Caro amico-lettore,
ti ricorderai del particolare rapporto che ho con la mia terra, con quella vallata che ricopre lo spazio e circonda lo sguardo. A volte toglie il respiro, perché lo stupore si compone di due elementi chimici: la meraviglia e il terrore.
(La meraviglia che mi genera un luogo non convenzionale – con un verde che non ho ritrovato da nessun’altra parte, dentro nessun altro bosco –; il terrore nato da un inevitabile senso di oppressione e chiusura.

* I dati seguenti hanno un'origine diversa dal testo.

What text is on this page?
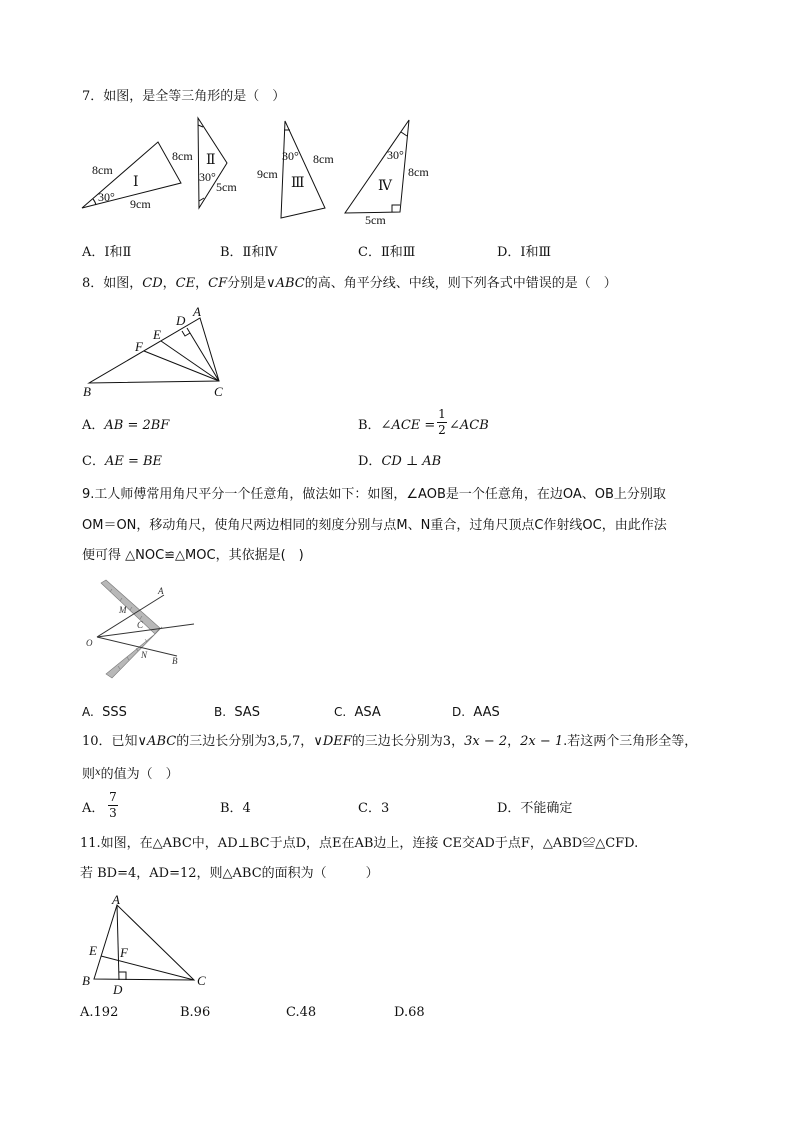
7．如图，是全等三角形的是（　）
8cm
9cm
30°
Ⅰ
8cm
5cm
30°
Ⅱ
9cm
8cm
30°
Ⅲ
8cm
5cm
30°
Ⅳ
A．Ⅰ和Ⅱ	B．Ⅱ和Ⅳ	C．Ⅱ和Ⅲ	D．Ⅰ和Ⅲ
8．如图，CD，CE，CF分别是∨ABC的高、角平分线、中线，则下列各式中错误的是（　）
A
B	C
D
E
F
A．AB = 2BF	B．∠ACE =
1
2 ∠ACB
C．AE = BE	D．CD ⊥ AB
9.工人师傅常用角尺平分一个任意角，做法如下：如图，∠AOB是一个任意角，在边OA、OB上分别取
OM＝ON，移动角尺，使角尺两边相同的刻度分别与点M、N重合，过角尺顶点C作射线OC，由此作法
便可得 △NOC≌△MOC，其依据是(　)
A
B
C
M
N
O
A. SSS	B. SAS	C. ASA	D. AAS
10．已知∨ABC的三边长分别为3,5,7，∨DEF的三边长分别为3，3x − 2，2x − 1.若这两个三角形全等，
则$^x$的值为（　）
A．
7
3	B．4	C．3	D．不能确定
11.如图，在△ABC中，AD⊥BC于点D，点E在AB边上，连接 CE交AD于点F，△ABD≌△CFD.
若 BD=4，AD=12，则△ABC的面积为（　　　）
A
B	C
D
E F
A.192	B.96	C.48	D.68
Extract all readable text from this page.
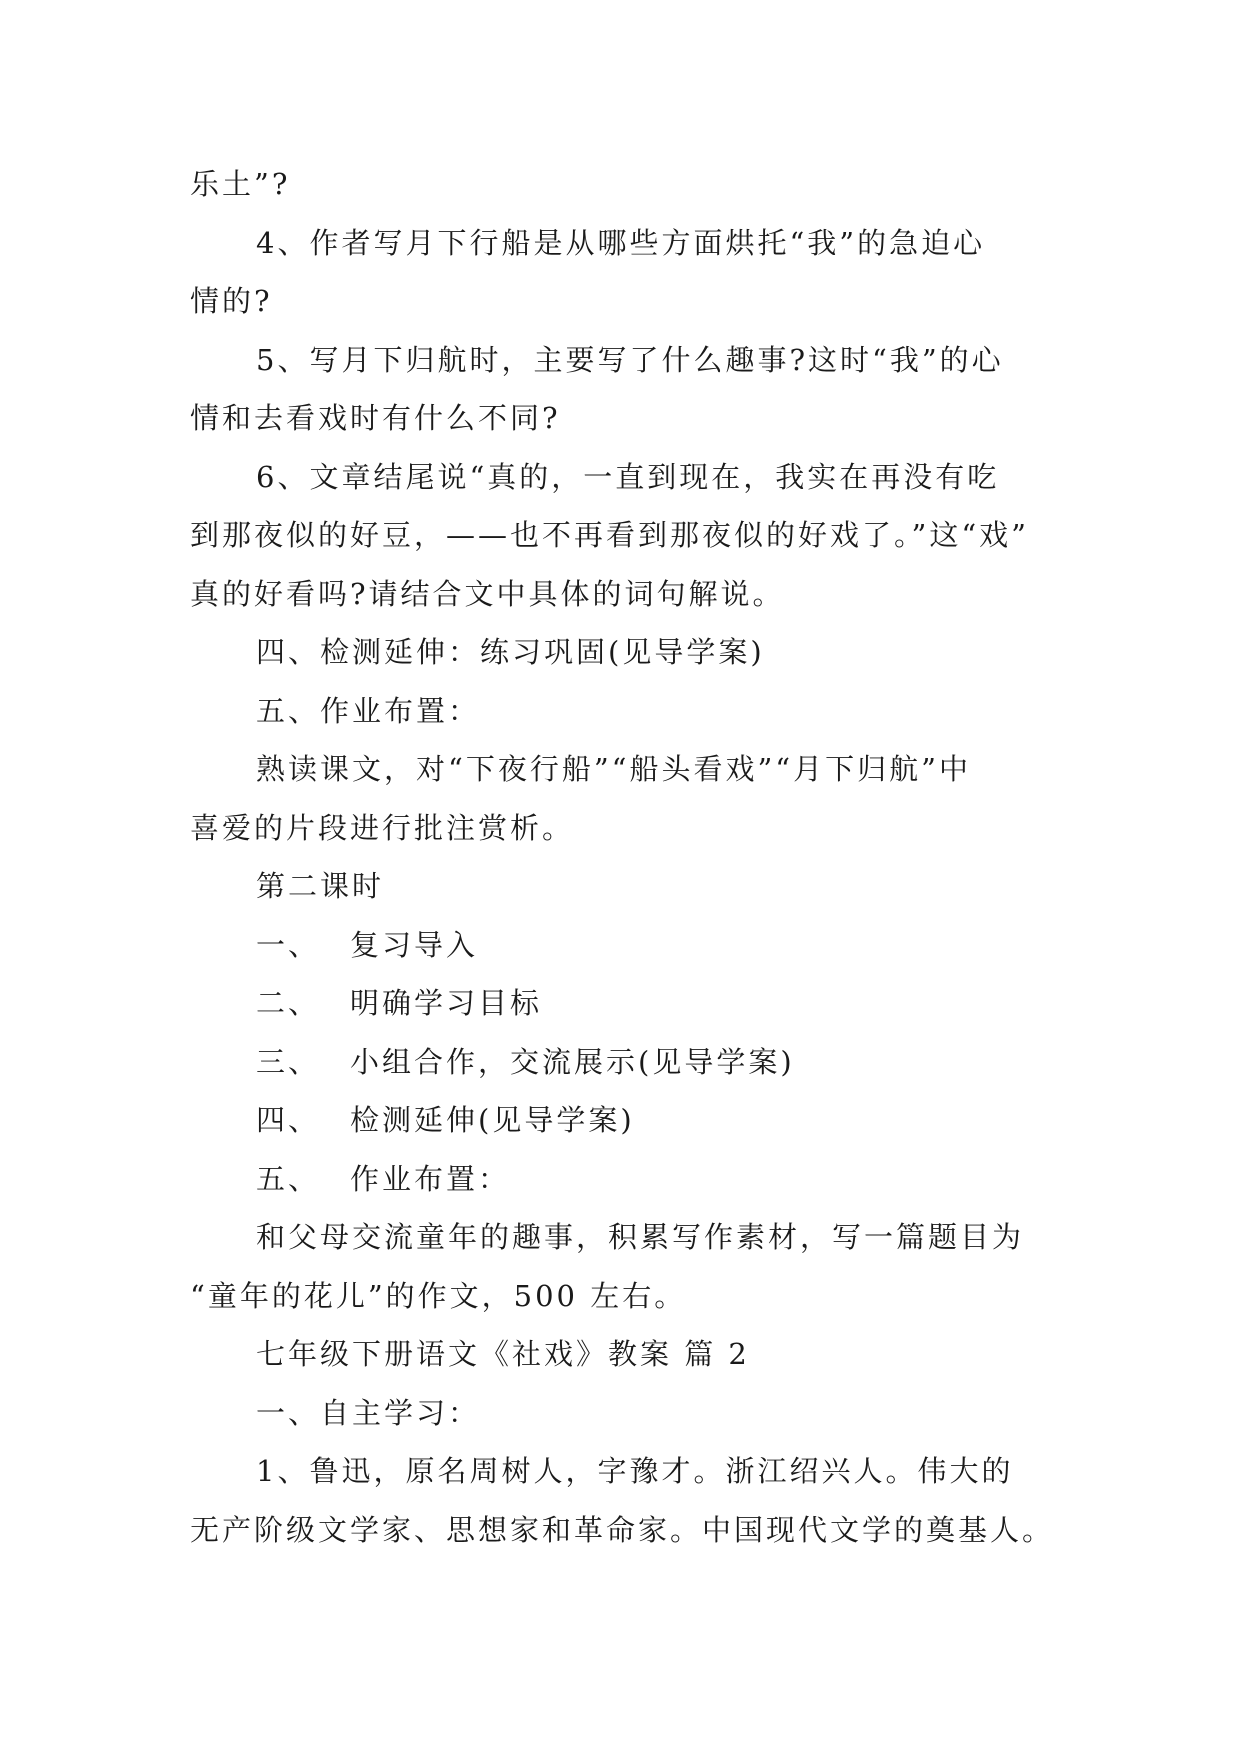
乐土”?
4、作者写月下行船是从哪些方面烘托“我”的急迫心
情的?
5、写月下归航时，主要写了什么趣事?这时“我”的心
情和去看戏时有什么不同?
6、文章结尾说“真的，一直到现在，我实在再没有吃
到那夜似的好豆，——也不再看到那夜似的好戏了。”这“戏”
真的好看吗?请结合文中具体的词句解说。
四、检测延伸：练习巩固(见导学案)
五、作业布置：
熟读课文，对“下夜行船”“船头看戏”“月下归航”中
喜爱的片段进行批注赏析。
第二课时
一、 复习导入
二、 明确学习目标
三、 小组合作，交流展示(见导学案)
四、 检测延伸(见导学案)
五、 作业布置：
和父母交流童年的趣事，积累写作素材，写一篇题目为
“童年的花儿”的作文，500 左右。
七年级下册语文《社戏》教案 篇 2
一、自主学习：
1、鲁迅，原名周树人，字豫才。浙江绍兴人。伟大的
无产阶级文学家、思想家和革命家。中国现代文学的奠基人。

Questa duplicità immanente mi sembra sempre più una sensazione vera: dovrebbe essere più o meno la stessa che prova l’acqua di un fiume mentre scorre a valle, ignara del fatto che prima o poi arriverà al mare e schiacciata da un letto sempre più stretto.)

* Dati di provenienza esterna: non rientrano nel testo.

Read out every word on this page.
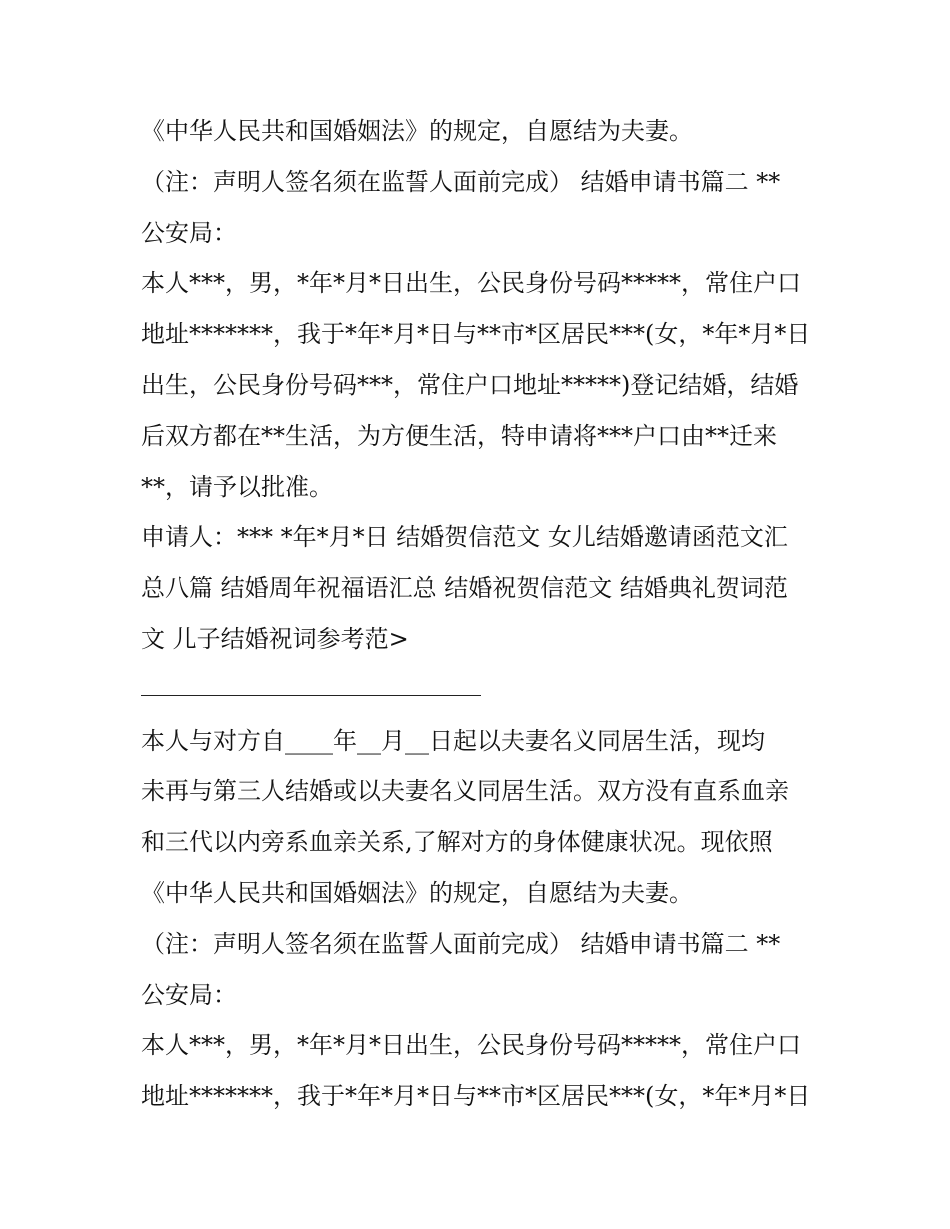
《中华人民共和国婚姻法》的规定，自愿结为夫妻。
（注：声明人签名须在监誓人面前完成） 结婚申请书篇二 **
公安局：
本人***，男，*年*月*日出生，公民身份号码*****，常住户口
地址*******，我于*年*月*日与**市*区居民***(女，*年*月*日
出生，公民身份号码***，常住户口地址*****)登记结婚，结婚
后双方都在**生活，为方便生活，特申请将***户口由**迁来
**，请予以批准。
申请人：*** *年*月*日 结婚贺信范文 女儿结婚邀请函范文汇
总八篇 结婚周年祝福语汇总 结婚祝贺信范文 结婚典礼贺词范
文 儿子结婚祝词参考范>
本人与对方自____年__月__日起以夫妻名义同居生活，现均
未再与第三人结婚或以夫妻名义同居生活。双方没有直系血亲
和三代以内旁系血亲关系,了解对方的身体健康状况。现依照
《中华人民共和国婚姻法》的规定，自愿结为夫妻。
（注：声明人签名须在监誓人面前完成） 结婚申请书篇二 **
公安局：
本人***，男，*年*月*日出生，公民身份号码*****，常住户口
地址*******，我于*年*月*日与**市*区居民***(女，*年*月*日
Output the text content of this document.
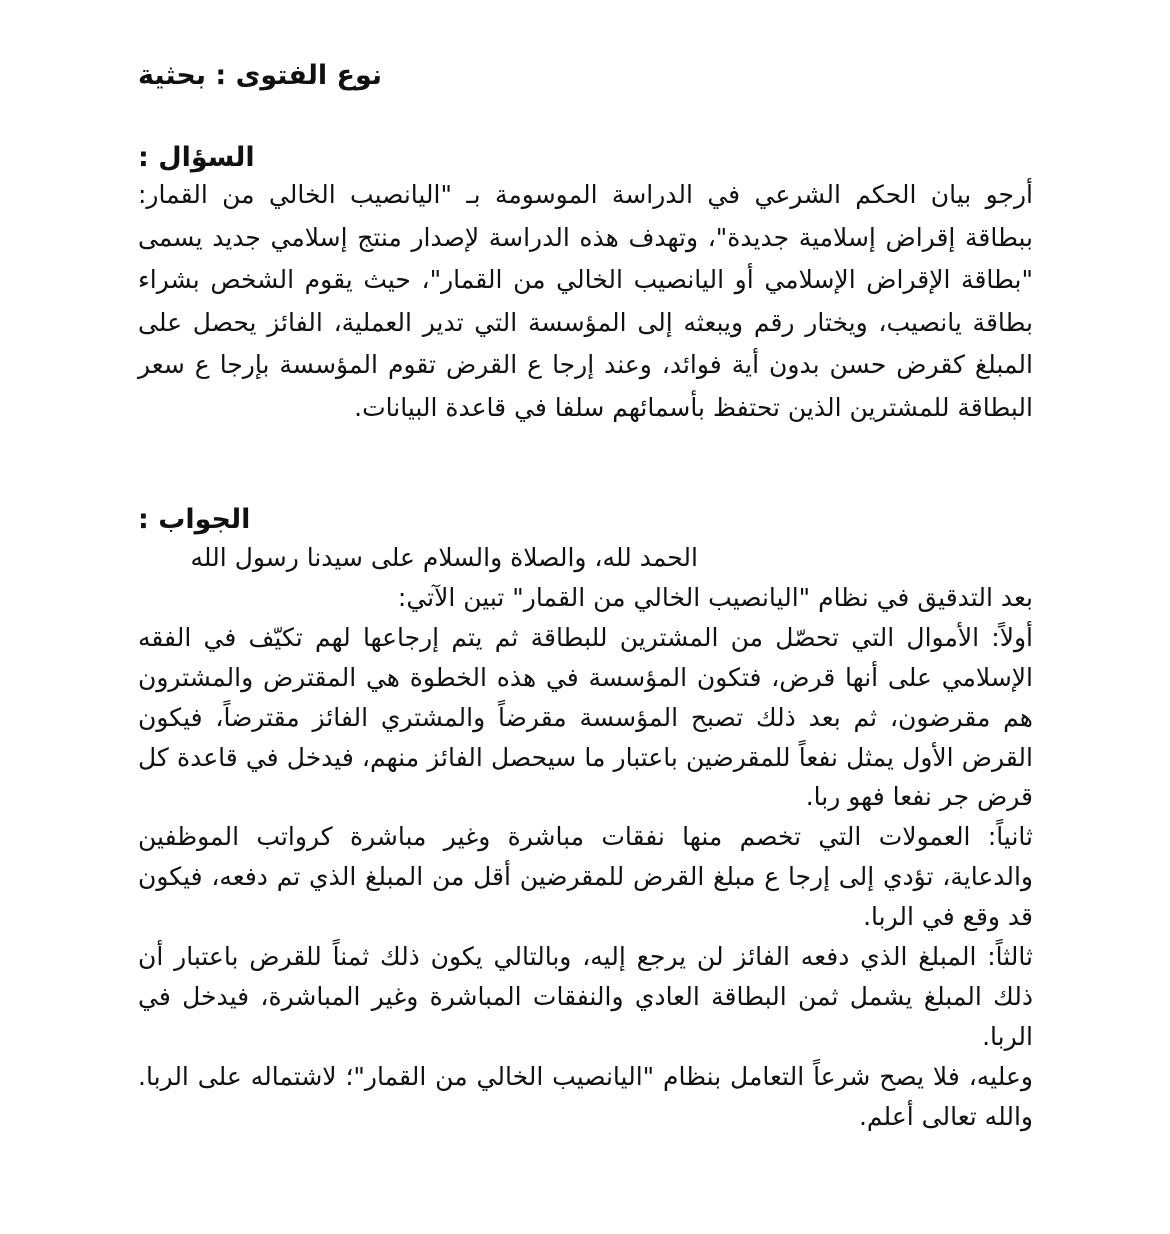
نوع الفتوى : بحثية
السؤال :

أرجو بيان الحكم الشرعي في الدراسة الموسومة بـ "اليانصيب الخالي من القمار: ببطاقة إقراض إسلامية جديدة"، وتهدف هذه الدراسة لإصدار منتج إسلامي جديد يسمى "بطاقة الإقراض الإسلامي أو اليانصيب الخالي من القمار"، حيث يقوم الشخص بشراء بطاقة يانصيب، ويختار رقم ويبعثه إلى المؤسسة التي تدير العملية، الفائز يحصل على المبلغ كقرض حسن بدون أية فوائد، وعند إرجا ع القرض تقوم المؤسسة بإرجا ع سعر البطاقة للمشترين الذين تحتفظ بأسمائهم سلفا في قاعدة البيانات.

الجواب :

الحمد لله، والصلاة والسلام على سيدنا رسول الله

بعد التدقيق في نظام "اليانصيب الخالي من القمار" تبين الآتي:

أولاً: الأموال التي تحصّل من المشترين للبطاقة ثم يتم إرجاعها لهم تكيّف في الفقه الإسلامي على أنها قرض، فتكون المؤسسة في هذه الخطوة هي المقترض والمشترون هم مقرضون، ثم بعد ذلك تصبح المؤسسة مقرضاً والمشتري الفائز مقترضاً، فيكون القرض الأول يمثل نفعاً للمقرضين باعتبار ما سيحصل الفائز منهم، فيدخل في قاعدة كل قرض جر نفعا فهو ربا.

ثانياً: العمولات التي تخصم منها نفقات مباشرة وغير مباشرة كرواتب الموظفين والدعاية، تؤدي إلى إرجا ع مبلغ القرض للمقرضين أقل من المبلغ الذي تم دفعه، فيكون قد وقع في الربا.

ثالثاً: المبلغ الذي دفعه الفائز لن يرجع إليه، وبالتالي يكون ذلك ثمناً للقرض باعتبار أن ذلك المبلغ يشمل ثمن البطاقة العادي والنفقات المباشرة وغير المباشرة، فيدخل في الربا.

وعليه، فلا يصح شرعاً التعامل بنظام "اليانصيب الخالي من القمار"؛ لاشتماله على الربا. والله تعالى أعلم.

Volare al di là di quella vallata significa aprirsi ad orizzonti diversi illuminati dallo stesso sole. Significa anche mettersi nella posizione di poter affrontare altre vallate, diversamente belle e diversamente terribili.
Nei giorni scorsi Milano era bagnata da una luce trasversale e tiepida, la città leggermente spolverata da un vento gradevole. Ho incontrato moltissimi volti che non conoscevo e degli sguardi amici. Ho stretto mani decise, risposto a domande, visto posti che conoscevo a metà o non conoscevo affatto, sentito la novità sulla pelle e goduto di quella libertà che ha «solo l’uomo di passaggio».
Il ritorno è stato il culmine di un piccolo attraversamento, la solidità dell’altra sponda. Una cosa che mi fa paura, eppure mi conforta.